Peter Wood has chosen a “comfort cocoon” as the logo for Esure, his new online insurance venture which is majority owned by Halifax, the mortgage bank. The chairman of Esure already enjoys legendary status in the insurance industry for founding Direct Line – now part of Royal Bank of Scotland – which became the UK’s biggest motor insurer by selling policies over the phone.
He devised the giant red telephone on wheels for Direct Line which is still used today. Now he has turned his attention to Esure, which will be formally launched later this year, offering general insurance such as motor and household.
Halifax, which is investing £150m, is hoping that Mr Wood, who left Direct Line four years ago, will shake up the insurance industry in much the same way as he did 15 years ago.
Fears about security over the internet and lack of simplicity in buying insurance have been cited as two reasons why online insurance sales have been slow to take off. The california car insurance online for cheap market is tiny. About 2-4 per cent of all general insurance is sold online.
Forrester Research estimates that this could rise to 20 per cent by 2005 creating an online market worth £3.1bn. Although the formal launch of Esure is due to take place later this summer, the company has already taken its first tentative steps into the market with the launch of a Halifax-branded california car insurance online for cheap operation available over the phone.

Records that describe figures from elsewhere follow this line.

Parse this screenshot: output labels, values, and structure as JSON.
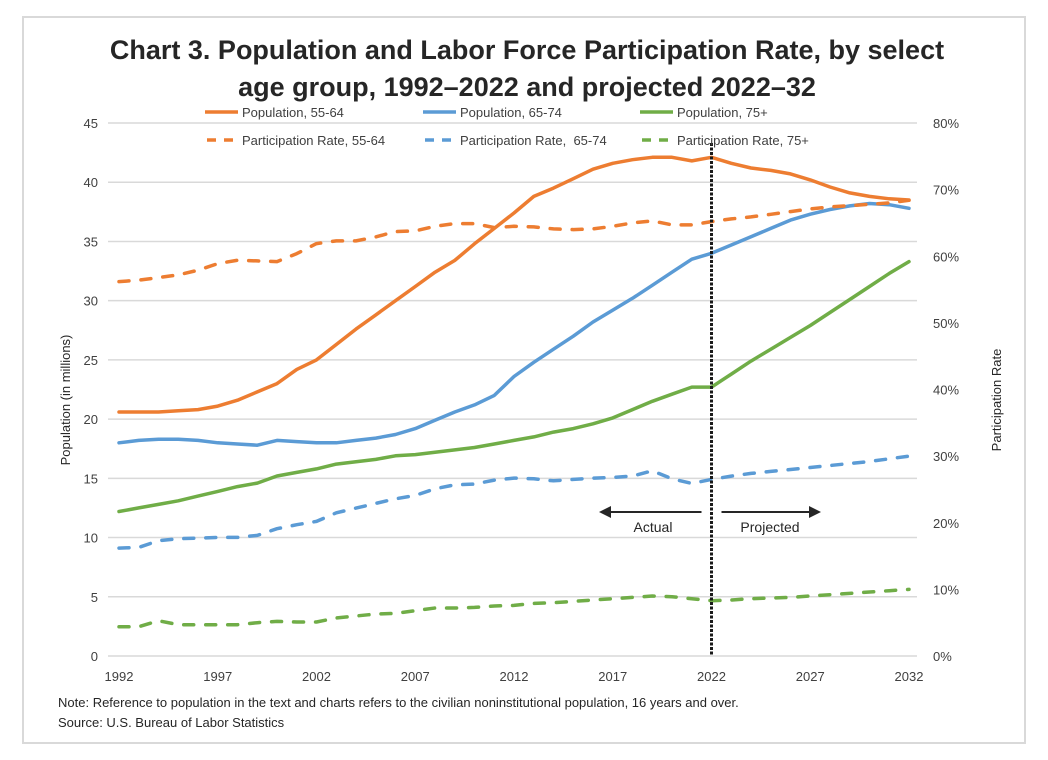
{
  "chart_data": {
    "type": "line",
    "title_lines": [
      "Chart 3. Population and Labor Force Participation Rate, by select",
      "age group, 1992–2022 and projected 2022–32"
    ],
    "xlabel": "",
    "ylabel": "Population (in millions)",
    "y2label": "Participation Rate",
    "ylim": [
      0,
      45
    ],
    "y2lim": [
      0,
      80
    ],
    "grid": true,
    "legend_position": "top",
    "x": [
      1992,
      1993,
      1994,
      1995,
      1996,
      1997,
      1998,
      1999,
      2000,
      2001,
      2002,
      2003,
      2004,
      2005,
      2006,
      2007,
      2008,
      2009,
      2010,
      2011,
      2012,
      2013,
      2014,
      2015,
      2016,
      2017,
      2018,
      2019,
      2020,
      2021,
      2022,
      2023,
      2024,
      2025,
      2026,
      2027,
      2028,
      2029,
      2030,
      2031,
      2032
    ],
    "x_ticks": [
      "1992",
      "1997",
      "2002",
      "2007",
      "2012",
      "2017",
      "2022",
      "2027",
      "2032"
    ],
    "y_ticks": [
      "0",
      "5",
      "10",
      "15",
      "20",
      "25",
      "30",
      "35",
      "40",
      "45"
    ],
    "y2_ticks": [
      "0%",
      "10%",
      "20%",
      "30%",
      "40%",
      "50%",
      "60%",
      "70%",
      "80%"
    ],
    "series": [
      {
        "name": "Population, 55-64",
        "axis": "left",
        "style": "solid",
        "color": "#ED7D31",
        "values": [
          20.6,
          20.6,
          20.6,
          20.7,
          20.8,
          21.1,
          21.6,
          22.3,
          23.0,
          24.2,
          25.0,
          26.3,
          27.6,
          28.8,
          30.0,
          31.2,
          32.4,
          33.4,
          34.8,
          36.1,
          37.4,
          38.8,
          39.5,
          40.3,
          41.1,
          41.6,
          41.9,
          42.1,
          42.1,
          41.8,
          42.1,
          41.6,
          41.2,
          41.0,
          40.7,
          40.2,
          39.6,
          39.1,
          38.8,
          38.6,
          38.5
        ]
      },
      {
        "name": "Population, 65-74",
        "axis": "left",
        "style": "solid",
        "color": "#5B9BD5",
        "values": [
          18.0,
          18.2,
          18.3,
          18.3,
          18.2,
          18.0,
          17.9,
          17.8,
          18.2,
          18.1,
          18.0,
          18.0,
          18.2,
          18.4,
          18.7,
          19.2,
          19.9,
          20.6,
          21.2,
          22.0,
          23.6,
          24.8,
          25.9,
          27.0,
          28.2,
          29.2,
          30.2,
          31.3,
          32.4,
          33.5,
          34.0,
          34.7,
          35.4,
          36.1,
          36.8,
          37.3,
          37.7,
          38.0,
          38.2,
          38.1,
          37.8
        ]
      },
      {
        "name": "Population, 75+",
        "axis": "left",
        "style": "solid",
        "color": "#70AD47",
        "values": [
          12.2,
          12.5,
          12.8,
          13.1,
          13.5,
          13.9,
          14.3,
          14.6,
          15.2,
          15.5,
          15.8,
          16.2,
          16.4,
          16.6,
          16.9,
          17.0,
          17.2,
          17.4,
          17.6,
          17.9,
          18.2,
          18.5,
          18.9,
          19.2,
          19.6,
          20.1,
          20.8,
          21.5,
          22.1,
          22.7,
          22.7,
          23.8,
          24.9,
          25.9,
          26.9,
          27.9,
          29.0,
          30.1,
          31.2,
          32.3,
          33.3
        ]
      },
      {
        "name": "Participation Rate, 55-64",
        "axis": "right",
        "style": "dashed",
        "color": "#ED7D31",
        "values": [
          56.2,
          56.4,
          56.8,
          57.2,
          57.9,
          58.9,
          59.4,
          59.3,
          59.2,
          60.4,
          61.9,
          62.3,
          62.3,
          62.9,
          63.7,
          63.8,
          64.5,
          64.9,
          64.9,
          64.3,
          64.5,
          64.4,
          64.1,
          64.0,
          64.1,
          64.5,
          65.0,
          65.3,
          64.7,
          64.7,
          65.2,
          65.6,
          65.9,
          66.3,
          66.7,
          67.1,
          67.4,
          67.6,
          67.8,
          68.0,
          68.4
        ]
      },
      {
        "name": "Participation Rate,  65-74",
        "axis": "right",
        "style": "dashed",
        "color": "#5B9BD5",
        "values": [
          16.2,
          16.3,
          17.3,
          17.6,
          17.7,
          17.8,
          17.8,
          18.1,
          19.1,
          19.7,
          20.2,
          21.5,
          22.2,
          22.9,
          23.6,
          24.1,
          25.1,
          25.7,
          25.8,
          26.4,
          26.7,
          26.6,
          26.3,
          26.5,
          26.7,
          26.8,
          27.0,
          27.8,
          26.6,
          25.9,
          26.5,
          27.0,
          27.4,
          27.7,
          28.0,
          28.3,
          28.6,
          28.9,
          29.2,
          29.6,
          30.0
        ]
      },
      {
        "name": "Participation Rate, 75+",
        "axis": "right",
        "style": "dashed",
        "color": "#70AD47",
        "values": [
          4.4,
          4.4,
          5.3,
          4.7,
          4.7,
          4.7,
          4.7,
          5.0,
          5.2,
          5.1,
          5.1,
          5.7,
          6.0,
          6.3,
          6.4,
          6.8,
          7.2,
          7.2,
          7.3,
          7.5,
          7.6,
          7.9,
          8.0,
          8.2,
          8.4,
          8.6,
          8.8,
          9.0,
          8.9,
          8.6,
          8.3,
          8.4,
          8.6,
          8.7,
          8.8,
          9.0,
          9.2,
          9.4,
          9.6,
          9.8,
          10.0
        ]
      }
    ],
    "annotations": {
      "divider_year": 2022,
      "actual_label": "Actual",
      "projected_label": "Projected"
    },
    "notes": {
      "note_prefix": "Note",
      "note_text": ": Reference to population in the text and charts refers to the civilian noninstitutional population, 16 years and over.",
      "source": "Source: U.S. Bureau of Labor Statistics"
    }
  }
}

But in a market dominated by names such as Norwich Union Direct and Directline.com, some analysts question how easy it will be to launch and market a new standalone internet insurer.
Esure is entering the market at a difficult time, even though premiums are rising. The motor insurance industry, for example, last made a profit in 1994. In 1999, £8.3bn was paid out in claims, while just £7bn was received in premiums, according to the Association of British Insurers.
And in recent weeks, there has been a shake-out of smaller standalone internet insurance businesses. It appears that the majority of consumers are not actually buying online. They are using the web as a research tool to look for quotes before buying over the telephone.
Benjamin Ensor, analyst at Forrester Research, said: “Unlike the internet banks, insurers have not offered fantastically lower rates to those buying online, so there is not that much incentive to switch behaviour.”
Norwich Union Direct puts the number of household, motor and travel policies sold online in the tens of thousands, despite a 10 per cent discount on some policies written on the internet. Some websites can also be complex and slow to use.
“It can take you three minutes to get a quote by phone but a lot longer to search around on the internet,” says Brent Escott, managing director of Club Direct, the travel insurer.
But other insurers believe internet insurance sales are starting to gain momentum. Direct Line says it has a 30 per cent share of the online insurance market and is confident of exceeding its original targets of selling 15 per cent of its motor insurance online by 2003.
Peter Wood also believes it is a good time for Esure to move into the market. “Premiums are rising and there are no new players in the market. None of the existing companies, apart from perhaps Direct Line, have such a low expenses base.”
Esure is looking at cutting the price of motor cover by as much as 10-15 per cent.
“But it will not just be about price,” Mr Wood says. “You attract customers on price and keep them on service. The claims processing service will be different: it will be more open.”
Mr Wood says that although Direct Line was perceived to be an overnight success it actually reached that position over several years. Esure, he argues, has the added advantage of being able to target Halifax’s 21m existing customer base.
Peter Wood is understood to have taken an undisclosed equity stake in Esure. But it remains to be seen whether the venture will make as much money for him as Direct Line did. There he earned £18.2m in a single year, thanks to his bonus scheme.